Fixing Stale Routes and Securing waytootall.com

2025-06-05

Today I tackled some long-overdue cleanup and security improvements on my personal site, waytootall.com.


Problem #1: Stale /v2 Routes

After cleaning up old pages and deploying a new layout, I noticed that /v2 links were still appearing in the live source code—even though the files were deleted. The issue turned out to be a combination of:

  • Stale .next build output left over from previous builds
  • A hardcoded /v2/projects link buried in a shared header component
  • A failed Vercel deploy that quietly left the old version in production

Fixes

  • Removed .next, out, and .vercel/output from Git tracking
  • Added those folders to .gitignore
  • Deleted stale cache files and rebuilt clean
  • Replaced the hardcoded link with the correct path

Problem #2: Missing Security Headers

A friend ran a scan on securityheaders.com and flagged that the site was missing key HTTP headers.
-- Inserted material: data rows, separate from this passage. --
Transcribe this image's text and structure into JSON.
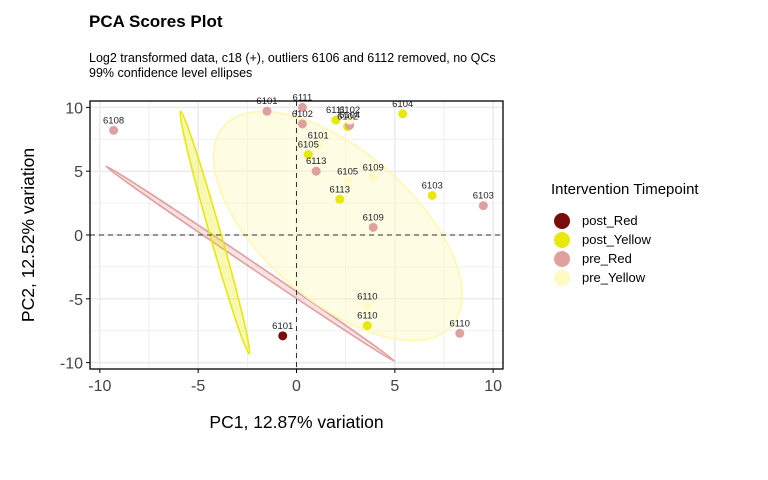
{
  "title": "PCA Scores Plot",
  "subtitle": [
    "Log2 transformed data, c18 (+), outliers 6106 and 6112 removed, no QCs",
    "99% confidence level ellipses"
  ],
  "legend": {
    "title": "Intervention Timepoint",
    "items": [
      {
        "label": "post_Red",
        "color": "#7b0c0c"
      },
      {
        "label": "post_Yellow",
        "color": "#e8e80b"
      },
      {
        "label": "pre_Red",
        "color": "#e0a0a0"
      },
      {
        "label": "pre_Yellow",
        "color": "#fff9c4"
      }
    ]
  },
  "chart_data": {
    "type": "scatter",
    "xlabel": "PC1, 12.87% variation",
    "ylabel": "PC2, 12.52% variation",
    "xlim": [
      -10.5,
      10.5
    ],
    "ylim": [
      -10.5,
      10.5
    ],
    "xticks": [
      -10,
      -5,
      0,
      5,
      10
    ],
    "yticks": [
      -10,
      -5,
      0,
      5,
      10
    ],
    "grid": true,
    "legend_position": "right",
    "reference_lines": {
      "x": 0,
      "y": 0
    },
    "ellipses": [
      {
        "group": "post_Red",
        "points": [
          [
            -9.7,
            5.4
          ],
          [
            5.0,
            -9.9
          ]
        ],
        "fill": "#e0a0a0",
        "stroke": "#e0a0a0"
      },
      {
        "group": "post_Yellow",
        "points": [
          [
            -5.9,
            9.7
          ],
          [
            -2.4,
            -9.3
          ]
        ],
        "fill": "#e8e80b",
        "stroke": "#e8e80b"
      },
      {
        "group": "pre_Yellow",
        "points": [
          [
            -3.7,
            8.5
          ],
          [
            7.9,
            -7.1
          ]
        ],
        "fill": "#fff9c4",
        "stroke": "#fff7b0"
      }
    ],
    "series": [
      {
        "name": "post_Red",
        "color": "#7b0c0c",
        "points": [
          {
            "x": -0.7,
            "y": -7.9,
            "label": "6101"
          }
        ]
      },
      {
        "name": "post_Yellow",
        "color": "#e8e80b",
        "points": [
          {
            "x": 2.0,
            "y": 9.0,
            "label": "6111"
          },
          {
            "x": 2.6,
            "y": 8.5,
            "label": "6102"
          },
          {
            "x": 5.4,
            "y": 9.5,
            "label": "6104"
          },
          {
            "x": 0.6,
            "y": 6.3,
            "label": "6105"
          },
          {
            "x": 2.2,
            "y": 2.8,
            "label": "6113"
          },
          {
            "x": 6.9,
            "y": 3.1,
            "label": "6103"
          },
          {
            "x": 3.6,
            "y": -7.1,
            "label": "6110"
          }
        ]
      },
      {
        "name": "pre_Red",
        "color": "#e0a0a0",
        "points": [
          {
            "x": -9.3,
            "y": 8.2,
            "label": "6108"
          },
          {
            "x": -1.5,
            "y": 9.7,
            "label": "6101"
          },
          {
            "x": 0.3,
            "y": 10.0,
            "label": "6111"
          },
          {
            "x": 0.3,
            "y": 8.7,
            "label": "6102"
          },
          {
            "x": 2.7,
            "y": 8.6,
            "label": "6104"
          },
          {
            "x": 1.0,
            "y": 5.0,
            "label": "6113"
          },
          {
            "x": 3.9,
            "y": 0.6,
            "label": "6109"
          },
          {
            "x": 9.5,
            "y": 2.3,
            "label": "6103"
          },
          {
            "x": 8.3,
            "y": -7.7,
            "label": "6110"
          }
        ]
      },
      {
        "name": "pre_Yellow",
        "color": "#fff9c4",
        "points": [
          {
            "x": 1.1,
            "y": 7.0,
            "label": "6101"
          },
          {
            "x": 2.7,
            "y": 9.0,
            "label": "6102"
          },
          {
            "x": 2.6,
            "y": 4.2,
            "label": "6105"
          },
          {
            "x": 3.9,
            "y": 4.5,
            "label": "6109"
          },
          {
            "x": 3.6,
            "y": -5.6,
            "label": "6110"
          }
        ]
      }
    ]
  }
}
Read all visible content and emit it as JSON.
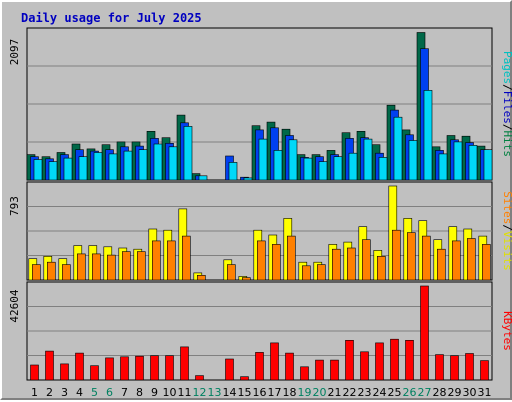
{
  "chart_data": {
    "type": "bar",
    "title": "Daily usage for July 2025",
    "categories": [
      "1",
      "2",
      "3",
      "4",
      "5",
      "6",
      "7",
      "8",
      "9",
      "10",
      "11",
      "12",
      "13",
      "14",
      "15",
      "16",
      "17",
      "18",
      "19",
      "20",
      "21",
      "22",
      "23",
      "24",
      "25",
      "26",
      "27",
      "28",
      "29",
      "30",
      "31"
    ],
    "weekend_days": [
      "5",
      "6",
      "12",
      "13",
      "19",
      "20",
      "26",
      "27"
    ],
    "panels": [
      {
        "name": "pages-files-hits",
        "max_label": "2097",
        "ylim": [
          0,
          2097
        ],
        "axis_labels": [
          {
            "text": "Pages",
            "color": "#00c0c0"
          },
          {
            "text": "Files",
            "color": "#0000c0"
          },
          {
            "text": "Hits",
            "color": "#008040"
          }
        ],
        "series": [
          {
            "name": "Hits",
            "color": "#006848",
            "values": [
              360,
              330,
              390,
              510,
              440,
              500,
              540,
              540,
              690,
              600,
              920,
              90,
              0,
              0,
              0,
              770,
              820,
              720,
              360,
              360,
              420,
              670,
              690,
              500,
              1060,
              710,
              2090,
              470,
              630,
              620,
              480
            ]
          },
          {
            "name": "Files",
            "color": "#0040f0",
            "values": [
              330,
              300,
              360,
              430,
              410,
              430,
              470,
              480,
              590,
              520,
              810,
              60,
              0,
              340,
              40,
              710,
              740,
              630,
              320,
              330,
              360,
              590,
              600,
              380,
              990,
              640,
              1860,
              420,
              570,
              530,
              430
            ]
          },
          {
            "name": "Pages",
            "color": "#00d8f8",
            "values": [
              290,
              260,
              310,
              330,
              390,
              370,
              410,
              430,
              510,
              470,
              760,
              60,
              0,
              250,
              30,
              580,
              420,
              570,
              310,
              260,
              330,
              380,
              580,
              320,
              890,
              560,
              1270,
              370,
              540,
              490,
              430
            ]
          }
        ]
      },
      {
        "name": "sites-visits",
        "max_label": "793",
        "ylim": [
          0,
          793
        ],
        "axis_labels": [
          {
            "text": "Sites",
            "color": "#ff8000"
          },
          {
            "text": "Visits",
            "color": "#e0e000"
          }
        ],
        "series": [
          {
            "name": "Visits",
            "color": "#ffff00",
            "values": [
              180,
              200,
              180,
              290,
              290,
              280,
              270,
              260,
              430,
              420,
              600,
              60,
              0,
              170,
              30,
              420,
              380,
              520,
              150,
              150,
              300,
              320,
              450,
              250,
              793,
              520,
              500,
              340,
              450,
              430,
              370
            ]
          },
          {
            "name": "Sites",
            "color": "#ff8000",
            "values": [
              130,
              150,
              130,
              220,
              220,
              210,
              240,
              240,
              330,
              330,
              370,
              40,
              0,
              130,
              20,
              330,
              300,
              370,
              120,
              130,
              260,
              270,
              340,
              200,
              420,
              400,
              370,
              260,
              330,
              350,
              300
            ]
          }
        ]
      },
      {
        "name": "kbytes",
        "max_label": "42604",
        "ylim": [
          0,
          42604
        ],
        "axis_labels": [
          {
            "text": "KBytes",
            "color": "#ff0000"
          }
        ],
        "series": [
          {
            "name": "KBytes",
            "color": "#ff0000",
            "values": [
              6800,
              13100,
              7300,
              12200,
              6500,
              10000,
              10500,
              10800,
              11000,
              11000,
              15000,
              2000,
              0,
              9500,
              1500,
              12500,
              16800,
              12200,
              6000,
              9000,
              9000,
              18000,
              12800,
              16800,
              18500,
              18000,
              42604,
              11500,
              11000,
              12000,
              8800
            ]
          }
        ]
      }
    ]
  }
}
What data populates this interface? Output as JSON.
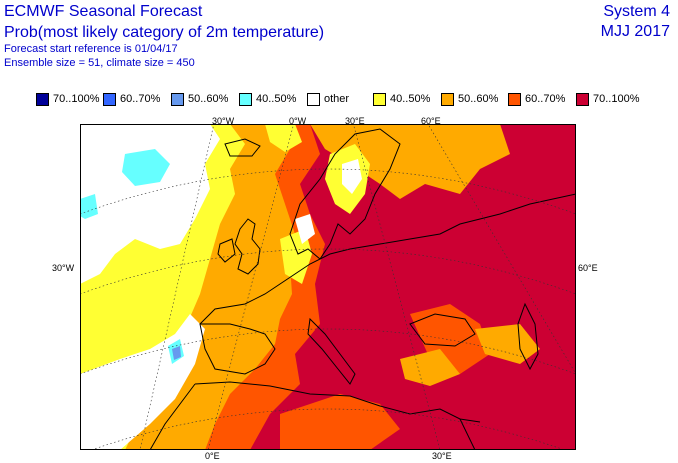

Vercel doesn't set these by default, so I added them directly in next.config.js. After a redeploy and promoting it to production, the site scored an A.


Takeaways

  • Vercel won’t promote broken deployments, but it also won’t tell you clearly unless you check
  • You need to manually clean and rebuild if stale assets slip through
  • Don’t forget about security headers if you’re managing your own Next.js setup
  • Use Ctrl+Shift+F in VS Code to hunt down rogue paths quickly
  • Never track .next or out folders in Git

This was a small but satisfying win. It cleared the way for more focused dev work going forward—now with a faster, more secure site.